11 December 2015•Update: 11 December 2015
By Alex Jensen
SEOUL
Senior government officials from the two Koreas met Friday in an effort to ease bilateral tensions that have repeatedly threatened to spill over into a resumption of the 1950-53 Korean War.
Vice Unification Minister Hwang Boo-gi was representing the South during the talks with his North Korean counterpart Jon Jong-su.
"We hope that various pending issues could be discussed smoothly through consultation," Hwang was quoted as saying by local news agency Yonhap at the start of their meeting just north of the inter-Korean border.
Although the South Korean side had hoped to host the dialogue in Seoul, Kaesong Industrial Complex was chosen as the venue following working-level discussions a fortnight ago -- the North’s facility is unique in that it houses more than 120 South Korean firms and is seen as a last shred holding together Seoul-Pyongyang ties.

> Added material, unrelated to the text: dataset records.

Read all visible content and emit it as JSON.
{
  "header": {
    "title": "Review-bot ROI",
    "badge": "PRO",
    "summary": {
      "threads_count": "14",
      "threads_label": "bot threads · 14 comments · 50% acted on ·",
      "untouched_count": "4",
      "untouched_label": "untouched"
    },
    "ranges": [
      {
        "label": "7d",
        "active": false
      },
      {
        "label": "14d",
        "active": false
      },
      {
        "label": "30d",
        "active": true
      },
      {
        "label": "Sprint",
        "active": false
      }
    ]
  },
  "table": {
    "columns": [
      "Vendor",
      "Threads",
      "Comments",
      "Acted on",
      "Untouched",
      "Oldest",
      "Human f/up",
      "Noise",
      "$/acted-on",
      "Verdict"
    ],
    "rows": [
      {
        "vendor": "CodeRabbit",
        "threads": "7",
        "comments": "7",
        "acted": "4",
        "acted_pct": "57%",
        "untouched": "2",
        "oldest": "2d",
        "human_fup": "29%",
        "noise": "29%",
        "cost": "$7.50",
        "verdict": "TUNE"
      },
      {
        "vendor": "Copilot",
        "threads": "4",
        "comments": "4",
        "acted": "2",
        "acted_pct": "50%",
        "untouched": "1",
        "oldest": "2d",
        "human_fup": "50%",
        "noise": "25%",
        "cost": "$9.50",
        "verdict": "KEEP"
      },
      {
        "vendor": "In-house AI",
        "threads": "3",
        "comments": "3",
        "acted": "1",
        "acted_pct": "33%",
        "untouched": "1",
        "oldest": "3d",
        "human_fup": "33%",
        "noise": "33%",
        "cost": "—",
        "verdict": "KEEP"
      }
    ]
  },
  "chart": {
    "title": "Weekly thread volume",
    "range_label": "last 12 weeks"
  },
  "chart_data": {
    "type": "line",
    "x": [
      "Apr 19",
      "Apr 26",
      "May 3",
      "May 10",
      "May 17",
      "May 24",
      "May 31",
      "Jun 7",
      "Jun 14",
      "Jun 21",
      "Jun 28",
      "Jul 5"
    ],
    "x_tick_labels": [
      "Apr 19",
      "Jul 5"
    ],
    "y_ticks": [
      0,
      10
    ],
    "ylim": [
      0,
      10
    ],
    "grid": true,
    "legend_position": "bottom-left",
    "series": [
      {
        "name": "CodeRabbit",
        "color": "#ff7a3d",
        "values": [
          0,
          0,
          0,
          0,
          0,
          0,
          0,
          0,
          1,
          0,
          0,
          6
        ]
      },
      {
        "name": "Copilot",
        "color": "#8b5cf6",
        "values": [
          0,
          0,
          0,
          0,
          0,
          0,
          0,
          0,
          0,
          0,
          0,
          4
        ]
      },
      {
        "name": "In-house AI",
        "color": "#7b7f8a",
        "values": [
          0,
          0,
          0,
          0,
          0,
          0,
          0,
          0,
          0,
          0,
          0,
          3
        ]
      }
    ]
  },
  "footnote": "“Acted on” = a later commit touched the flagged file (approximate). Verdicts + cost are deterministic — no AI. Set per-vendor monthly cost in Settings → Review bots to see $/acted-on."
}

Cash-strapped North Korea was expected to try to expand on that spirit of cooperation by pushing to resurrect former projects such as South Korean tours to the Mount Kumgang region, which were put on hold when a visitor was shot dead in 2008.
Building trust has been a key feature of the South’s Park Geun-hye administration, which was reportedly hoping to arrange regular family reunions for relatives separated by the closely-guarded border.
The meeting in itself was an achievement after a period of stop-start communication between the Koreas -- it was the product of an agreement reached in August following a spike in hostilities.
While the talks got underway shortly after 10.30 a.m. (0130GMT), the respective delegates were not expected to find a rapid breakthrough -- even last month’s working-level meeting did not close until around midnight.
Elsewhere, North Korea was facing pressure for its allegedly widespread human rights violations.
The United Nations Security Council convened a meeting on the issue for the second time Thursday -- it was a follow-up on last year, when the UN General Assembly adopted a resolution aimed at referring Pyongyang to the International Criminal Court.
The United States, which hosted the gathering, also reiterated its demand for North Korea to abandon its nuclear weapon plans.
Responding to this week’s claim by North Korean leader Kim Jong-un that the reclusive state is ready to unleash a hydrogen bomb, a State Department spokesperson called on the already heavily sanctioned Pyongyang to "comply with its international commitments and obligations".